For a given TFBS, let the random variable x denote the number of predicted binding site nucleotides in the conserved non-coding regions of the target gene set. Let B be the number of predicted binding site nucleotides in the conserved non-coding regions of the background gene set. Using a binomial model with n events, where n is the total number of nucleotides examined (i.e., the total number of nucleotides in the conserved non-coding regions) from the co-expressed genes, and N is the total number of nucleotides examined from the background genes, then the expected value of x is u = B * C, where C = n / N (i.e., C is the ratio of sample sizes). Then taking p = B / N as the probability of success, the standard deviation is given by s = sqrt(n * p * (1 - p)).

Let x be the observed number of binding site nucleotides in the conserved non-coding regions of the co-expressed genes. By applying the Central Limit Theorem and using the normal approximation to the binomial distribution with a continuity correction, the z-score is calculated as z = (x - u - 0.5) / s. Then, the probability of observing x or more binding site nucleotides in the conserved non-coding regions of the target genes, given the TFBS is not truly over-represented in the target genes, is the p-value associated with Pr(Z >= z).

MEME Overview

The MEME (Multiple EM for Motif Extraction) search is based on occurrences of known motifs (transcription factor binding sites). There are many software options available to explore the occurrence of previously uncharacterized motifs. Although these have not been directly incorporated within the PhenoGen website as with oPOSSUM, they can easily be applied using other publicly available web servers.
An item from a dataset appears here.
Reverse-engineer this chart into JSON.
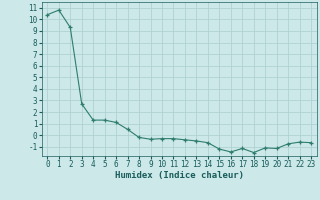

A recent comprehensive review (Tompa et al., 2005, Nature Biotechnology 23:137) of such programs found that MEME (Bailey and Elkan, 1995, Proc. Int Conf Intell Syst Mol Biol 3:21), was one of the best performing algorithms on mouse data. Methods like MEME are optimal for analyzing sequences less than 2KB and it is not recommended to use longer lengths for such tools. Furthermore, many motif software webservers restrict the input data size. In addition to accessing MEME on the PhenoGen website, MEME can also be accessed at http://meme.sdsc.edu/meme/meme.html.

Upstream Sequence Extraction Overview

An important step in understanding the mechanisms that regulate the expression of genes is the ability to identify regulatory elements, i.e., the binding sites in DNA for transcription factors. Transcription factors are DNA binding proteins, typically upstream from, and close to, the transcription start site (TSS) of a gene, that modulate the expression of the gene by activating or repressing the transcription machinery.

Because there is a limited amount of information regarding the majority of the transcription factors and especially about their target binding sites (even in well-characterized organisms) you could focus on computational tools designed for the discovery of novel regulatory elements, where nothing is known a priori of the transcription factor or its preferred binding sites. If you provide a collection of sequences that correspond to the regulatory regions of genes that are believed to be co-regulated, the computational tool identifies short DNA sequence 'motifs' that are statistically over- or under-represented in these regulatory regions. Accurate identification of these motifs is very difficult because they are short signals (typically about 10 bp long) in the midst of a great amount of statistical noise (a typical input being one regulatory region of length 1,000 bp upstream of each gene). Also, there is marked sequence variability among the consensus binding sites of a given transcription factor, and the nature of the variability itself is not well understood.

There are numerous tools available for this task of motif prediction. They differ from each other mainly in their definition of what represents a motif and what would be an acceptable model for statistical over-representation of a motif. A comprehensive list of tools that could be used (table adapted from Tompa et al, 2005, Nature 23(1):137-144) is presented in "Supplementary Information". This sequence information can be used to carry out TFBS analysis, off the PhenoGen website, using any of these tools. See "Promoter Analysis Tools".